Hello
We’re using temporal 1.22, containers on kubernetes, self-hosted, with postgres as the state store. Workers are on typescript.
We ran into a few situations where the data we ideally want serialized exceeded the typical gRPC payload size limits. Using this project as a reference (GitHub - DataDog/temporal-large-payload-codec: HTTP service and accompanying Temporal Payload Codec which allows Temporal clients to automatically persist large payloads outside of workflow histories.), we implemented something similar, but instead backed by Redis. And it works pretty well, for payloads between ~2mb-50mb, and sometimes even larger.
Beyond that, the system tends to run into a “Workflow task failed; Script execution timed out after 5000ms”. Not every time, naturally, but predictably enough that it causes problems.
My leading theory is that the codec itself is taking so long to transfer the data to (or from) redis that some kind of worker deadlock detection is being triggered.

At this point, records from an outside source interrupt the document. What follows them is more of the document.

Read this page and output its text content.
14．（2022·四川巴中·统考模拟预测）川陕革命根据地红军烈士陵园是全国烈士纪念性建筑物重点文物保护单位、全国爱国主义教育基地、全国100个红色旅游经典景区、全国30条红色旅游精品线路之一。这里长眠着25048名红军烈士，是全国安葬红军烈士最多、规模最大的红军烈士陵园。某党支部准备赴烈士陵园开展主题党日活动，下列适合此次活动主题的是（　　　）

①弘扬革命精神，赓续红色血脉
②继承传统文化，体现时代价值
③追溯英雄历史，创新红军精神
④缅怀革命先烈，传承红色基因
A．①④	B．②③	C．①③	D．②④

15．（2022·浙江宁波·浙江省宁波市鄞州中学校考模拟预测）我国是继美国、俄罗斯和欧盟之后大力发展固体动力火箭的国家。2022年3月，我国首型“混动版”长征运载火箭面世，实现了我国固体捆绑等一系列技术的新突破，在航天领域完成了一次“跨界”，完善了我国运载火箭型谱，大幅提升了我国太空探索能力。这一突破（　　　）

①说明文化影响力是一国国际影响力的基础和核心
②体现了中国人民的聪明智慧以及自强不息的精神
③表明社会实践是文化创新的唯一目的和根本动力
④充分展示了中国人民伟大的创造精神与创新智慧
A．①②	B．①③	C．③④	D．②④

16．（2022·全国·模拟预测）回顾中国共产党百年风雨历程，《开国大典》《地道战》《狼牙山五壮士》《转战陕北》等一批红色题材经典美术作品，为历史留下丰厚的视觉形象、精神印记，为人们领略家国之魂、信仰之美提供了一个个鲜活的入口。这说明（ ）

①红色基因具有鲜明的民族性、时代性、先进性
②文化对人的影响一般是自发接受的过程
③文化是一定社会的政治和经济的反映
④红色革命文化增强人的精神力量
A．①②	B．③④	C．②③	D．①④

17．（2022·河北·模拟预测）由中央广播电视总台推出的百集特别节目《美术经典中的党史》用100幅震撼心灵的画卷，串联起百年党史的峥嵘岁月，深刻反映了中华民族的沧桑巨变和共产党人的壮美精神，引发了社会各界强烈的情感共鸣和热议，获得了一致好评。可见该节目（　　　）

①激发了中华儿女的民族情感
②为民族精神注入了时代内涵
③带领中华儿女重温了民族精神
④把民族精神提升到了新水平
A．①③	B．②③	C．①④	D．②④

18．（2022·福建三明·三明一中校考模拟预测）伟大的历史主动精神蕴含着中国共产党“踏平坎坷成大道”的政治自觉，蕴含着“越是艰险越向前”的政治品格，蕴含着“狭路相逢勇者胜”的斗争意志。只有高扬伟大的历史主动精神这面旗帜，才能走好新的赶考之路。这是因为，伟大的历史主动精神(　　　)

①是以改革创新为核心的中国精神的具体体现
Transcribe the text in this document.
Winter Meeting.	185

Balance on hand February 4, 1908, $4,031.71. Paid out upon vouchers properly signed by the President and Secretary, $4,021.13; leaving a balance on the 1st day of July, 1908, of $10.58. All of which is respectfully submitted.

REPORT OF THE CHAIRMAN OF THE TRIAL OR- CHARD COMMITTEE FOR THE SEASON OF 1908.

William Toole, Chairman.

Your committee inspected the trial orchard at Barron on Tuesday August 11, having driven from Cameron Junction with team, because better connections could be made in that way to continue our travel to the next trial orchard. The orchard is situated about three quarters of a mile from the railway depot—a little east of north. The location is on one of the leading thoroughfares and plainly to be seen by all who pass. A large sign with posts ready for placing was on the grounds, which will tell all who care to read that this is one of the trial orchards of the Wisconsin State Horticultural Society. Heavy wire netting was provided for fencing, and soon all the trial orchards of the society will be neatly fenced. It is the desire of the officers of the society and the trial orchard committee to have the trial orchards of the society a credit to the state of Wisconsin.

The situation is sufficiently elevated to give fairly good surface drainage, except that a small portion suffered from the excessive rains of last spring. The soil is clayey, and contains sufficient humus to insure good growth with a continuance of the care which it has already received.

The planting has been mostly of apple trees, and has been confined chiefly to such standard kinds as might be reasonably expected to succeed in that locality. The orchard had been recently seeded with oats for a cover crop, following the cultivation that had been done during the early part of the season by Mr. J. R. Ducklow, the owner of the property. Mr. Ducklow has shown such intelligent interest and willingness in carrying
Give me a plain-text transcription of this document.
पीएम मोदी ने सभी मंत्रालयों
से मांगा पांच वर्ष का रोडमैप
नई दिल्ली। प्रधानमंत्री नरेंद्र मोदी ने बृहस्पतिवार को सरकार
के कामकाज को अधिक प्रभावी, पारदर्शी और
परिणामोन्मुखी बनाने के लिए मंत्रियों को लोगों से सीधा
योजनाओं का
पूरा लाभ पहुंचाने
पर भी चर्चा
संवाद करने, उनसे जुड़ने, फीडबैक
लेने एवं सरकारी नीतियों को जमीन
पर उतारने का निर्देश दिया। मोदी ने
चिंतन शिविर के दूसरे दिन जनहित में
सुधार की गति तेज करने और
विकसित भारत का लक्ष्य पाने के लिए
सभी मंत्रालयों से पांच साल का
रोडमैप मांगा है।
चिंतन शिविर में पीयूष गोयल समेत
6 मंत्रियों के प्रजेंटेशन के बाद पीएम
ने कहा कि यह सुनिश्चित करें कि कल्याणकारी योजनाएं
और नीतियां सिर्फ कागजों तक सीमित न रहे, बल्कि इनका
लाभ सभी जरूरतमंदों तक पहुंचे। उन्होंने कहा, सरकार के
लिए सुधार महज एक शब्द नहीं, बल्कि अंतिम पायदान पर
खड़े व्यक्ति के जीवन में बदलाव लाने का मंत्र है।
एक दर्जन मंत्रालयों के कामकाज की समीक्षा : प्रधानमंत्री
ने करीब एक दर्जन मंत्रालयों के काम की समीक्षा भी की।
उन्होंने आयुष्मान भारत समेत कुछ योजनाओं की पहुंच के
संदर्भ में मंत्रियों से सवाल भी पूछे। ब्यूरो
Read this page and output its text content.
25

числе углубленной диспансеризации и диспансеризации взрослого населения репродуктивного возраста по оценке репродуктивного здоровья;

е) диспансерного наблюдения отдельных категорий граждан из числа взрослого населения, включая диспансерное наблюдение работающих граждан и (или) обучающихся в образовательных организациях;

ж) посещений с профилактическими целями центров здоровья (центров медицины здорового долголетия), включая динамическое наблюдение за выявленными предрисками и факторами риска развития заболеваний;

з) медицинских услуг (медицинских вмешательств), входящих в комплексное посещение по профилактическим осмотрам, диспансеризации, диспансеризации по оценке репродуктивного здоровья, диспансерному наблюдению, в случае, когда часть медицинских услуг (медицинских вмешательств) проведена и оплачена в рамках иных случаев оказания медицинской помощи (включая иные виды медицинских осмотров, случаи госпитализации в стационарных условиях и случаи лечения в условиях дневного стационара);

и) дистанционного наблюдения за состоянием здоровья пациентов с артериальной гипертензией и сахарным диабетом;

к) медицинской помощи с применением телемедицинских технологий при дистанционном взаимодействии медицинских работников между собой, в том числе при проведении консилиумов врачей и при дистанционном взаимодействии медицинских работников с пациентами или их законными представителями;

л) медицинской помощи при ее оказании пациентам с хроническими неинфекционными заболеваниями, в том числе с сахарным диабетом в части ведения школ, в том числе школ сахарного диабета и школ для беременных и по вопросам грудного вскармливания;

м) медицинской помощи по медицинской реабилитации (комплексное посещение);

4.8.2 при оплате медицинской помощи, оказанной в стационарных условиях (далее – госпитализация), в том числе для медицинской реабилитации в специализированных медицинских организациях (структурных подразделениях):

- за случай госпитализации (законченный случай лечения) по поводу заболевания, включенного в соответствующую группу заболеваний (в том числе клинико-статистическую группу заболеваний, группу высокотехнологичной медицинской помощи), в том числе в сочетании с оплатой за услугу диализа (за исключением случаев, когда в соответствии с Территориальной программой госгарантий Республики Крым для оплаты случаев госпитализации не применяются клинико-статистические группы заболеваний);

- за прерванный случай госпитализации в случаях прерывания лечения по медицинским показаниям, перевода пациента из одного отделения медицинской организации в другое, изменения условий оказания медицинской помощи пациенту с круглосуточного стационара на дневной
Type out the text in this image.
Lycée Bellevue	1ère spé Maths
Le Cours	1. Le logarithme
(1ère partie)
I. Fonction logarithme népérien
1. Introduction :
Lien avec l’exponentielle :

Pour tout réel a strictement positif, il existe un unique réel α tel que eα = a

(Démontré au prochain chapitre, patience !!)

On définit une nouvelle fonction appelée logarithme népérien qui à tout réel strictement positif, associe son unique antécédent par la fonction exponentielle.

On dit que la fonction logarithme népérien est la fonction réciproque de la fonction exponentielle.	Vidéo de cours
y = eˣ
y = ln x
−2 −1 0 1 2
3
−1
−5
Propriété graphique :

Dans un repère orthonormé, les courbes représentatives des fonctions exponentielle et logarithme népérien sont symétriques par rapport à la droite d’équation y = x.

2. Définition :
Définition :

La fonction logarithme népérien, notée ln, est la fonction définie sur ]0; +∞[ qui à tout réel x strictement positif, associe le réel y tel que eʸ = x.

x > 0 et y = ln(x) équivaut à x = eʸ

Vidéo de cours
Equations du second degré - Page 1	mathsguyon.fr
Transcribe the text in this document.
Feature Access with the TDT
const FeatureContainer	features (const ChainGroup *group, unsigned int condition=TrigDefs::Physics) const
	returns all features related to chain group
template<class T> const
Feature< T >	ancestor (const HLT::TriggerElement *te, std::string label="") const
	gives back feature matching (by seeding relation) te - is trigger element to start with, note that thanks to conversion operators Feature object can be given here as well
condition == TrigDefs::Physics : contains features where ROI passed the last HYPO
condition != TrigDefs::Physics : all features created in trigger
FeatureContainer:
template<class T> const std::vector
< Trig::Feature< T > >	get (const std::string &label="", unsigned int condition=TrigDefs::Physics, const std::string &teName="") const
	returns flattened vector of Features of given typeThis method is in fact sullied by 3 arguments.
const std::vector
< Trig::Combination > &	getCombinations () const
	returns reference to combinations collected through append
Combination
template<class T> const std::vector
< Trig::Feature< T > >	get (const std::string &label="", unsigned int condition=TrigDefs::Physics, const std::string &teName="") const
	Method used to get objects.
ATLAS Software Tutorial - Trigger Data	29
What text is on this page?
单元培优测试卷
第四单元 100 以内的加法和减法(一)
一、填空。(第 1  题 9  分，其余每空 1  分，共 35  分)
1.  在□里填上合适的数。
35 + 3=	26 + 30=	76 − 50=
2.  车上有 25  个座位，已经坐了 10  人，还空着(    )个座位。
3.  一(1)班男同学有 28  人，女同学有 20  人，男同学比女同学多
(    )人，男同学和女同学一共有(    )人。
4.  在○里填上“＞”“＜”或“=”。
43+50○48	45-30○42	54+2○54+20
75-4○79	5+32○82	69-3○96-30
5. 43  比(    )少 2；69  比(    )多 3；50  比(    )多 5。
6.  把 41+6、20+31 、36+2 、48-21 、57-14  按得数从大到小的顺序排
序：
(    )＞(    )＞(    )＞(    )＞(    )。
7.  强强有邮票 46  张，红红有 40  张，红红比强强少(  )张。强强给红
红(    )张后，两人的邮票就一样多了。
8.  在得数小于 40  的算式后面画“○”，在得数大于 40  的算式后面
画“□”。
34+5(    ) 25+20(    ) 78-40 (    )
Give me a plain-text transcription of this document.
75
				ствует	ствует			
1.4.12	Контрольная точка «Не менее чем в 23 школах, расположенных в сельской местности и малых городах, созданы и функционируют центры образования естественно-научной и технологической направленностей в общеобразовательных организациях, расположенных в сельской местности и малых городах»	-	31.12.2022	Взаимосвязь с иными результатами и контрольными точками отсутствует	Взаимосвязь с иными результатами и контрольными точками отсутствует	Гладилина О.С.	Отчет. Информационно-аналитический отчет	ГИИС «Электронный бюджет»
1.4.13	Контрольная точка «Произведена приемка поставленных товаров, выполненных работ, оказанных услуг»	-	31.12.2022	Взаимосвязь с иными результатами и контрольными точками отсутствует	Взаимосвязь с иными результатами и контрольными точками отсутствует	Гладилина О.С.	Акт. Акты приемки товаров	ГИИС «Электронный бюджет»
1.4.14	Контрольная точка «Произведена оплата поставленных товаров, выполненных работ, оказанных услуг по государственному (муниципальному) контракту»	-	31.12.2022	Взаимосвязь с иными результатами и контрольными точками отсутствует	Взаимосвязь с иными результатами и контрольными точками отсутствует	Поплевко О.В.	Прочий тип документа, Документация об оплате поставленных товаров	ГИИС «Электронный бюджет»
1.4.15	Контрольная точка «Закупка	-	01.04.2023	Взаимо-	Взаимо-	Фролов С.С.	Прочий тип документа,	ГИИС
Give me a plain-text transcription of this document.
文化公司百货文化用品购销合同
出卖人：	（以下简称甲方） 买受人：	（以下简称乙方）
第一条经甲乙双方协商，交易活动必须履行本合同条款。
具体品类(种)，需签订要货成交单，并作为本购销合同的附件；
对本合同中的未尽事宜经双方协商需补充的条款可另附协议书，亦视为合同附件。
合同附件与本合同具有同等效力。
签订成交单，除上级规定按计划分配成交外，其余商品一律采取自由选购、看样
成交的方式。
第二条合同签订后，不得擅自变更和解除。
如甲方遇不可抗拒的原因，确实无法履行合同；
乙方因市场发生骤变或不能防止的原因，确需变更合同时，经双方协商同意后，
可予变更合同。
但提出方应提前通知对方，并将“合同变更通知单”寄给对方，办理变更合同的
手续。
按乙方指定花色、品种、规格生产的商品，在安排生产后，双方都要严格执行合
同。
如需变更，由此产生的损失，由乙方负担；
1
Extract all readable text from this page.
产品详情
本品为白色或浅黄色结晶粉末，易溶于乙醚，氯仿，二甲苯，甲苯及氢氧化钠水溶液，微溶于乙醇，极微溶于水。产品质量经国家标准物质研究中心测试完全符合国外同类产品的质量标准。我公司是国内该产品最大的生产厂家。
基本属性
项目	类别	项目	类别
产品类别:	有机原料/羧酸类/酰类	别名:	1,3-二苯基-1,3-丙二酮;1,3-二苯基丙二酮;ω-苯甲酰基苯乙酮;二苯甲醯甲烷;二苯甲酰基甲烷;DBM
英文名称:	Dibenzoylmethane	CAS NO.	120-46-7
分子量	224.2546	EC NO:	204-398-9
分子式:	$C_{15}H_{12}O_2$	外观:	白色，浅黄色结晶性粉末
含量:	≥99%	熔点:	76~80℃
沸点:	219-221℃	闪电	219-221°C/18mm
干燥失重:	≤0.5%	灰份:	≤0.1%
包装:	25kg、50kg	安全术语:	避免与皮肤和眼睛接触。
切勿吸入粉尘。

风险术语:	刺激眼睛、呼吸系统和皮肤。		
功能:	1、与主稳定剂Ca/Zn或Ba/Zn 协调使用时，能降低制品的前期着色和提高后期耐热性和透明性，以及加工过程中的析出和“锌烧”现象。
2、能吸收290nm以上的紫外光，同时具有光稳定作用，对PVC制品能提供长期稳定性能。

So, this leads to a couple questions:
-
Can this 5000ms deadlock detection be increased? Naturally that isn’t a long-term solution, but it would at least band-aid the problem.
-
Is there some way to heartbeat to the control plane from the codec while the codec is encoding/decoding, to satisfy the deadlock detection? One thought was that the
heartbeat
function from@temporalio/activity
package could accomplish this, but that of course hits aActivity context not initialized
error; because we’re not inside an activity.
Any help in tackling this would be greatly appreciated; thanks!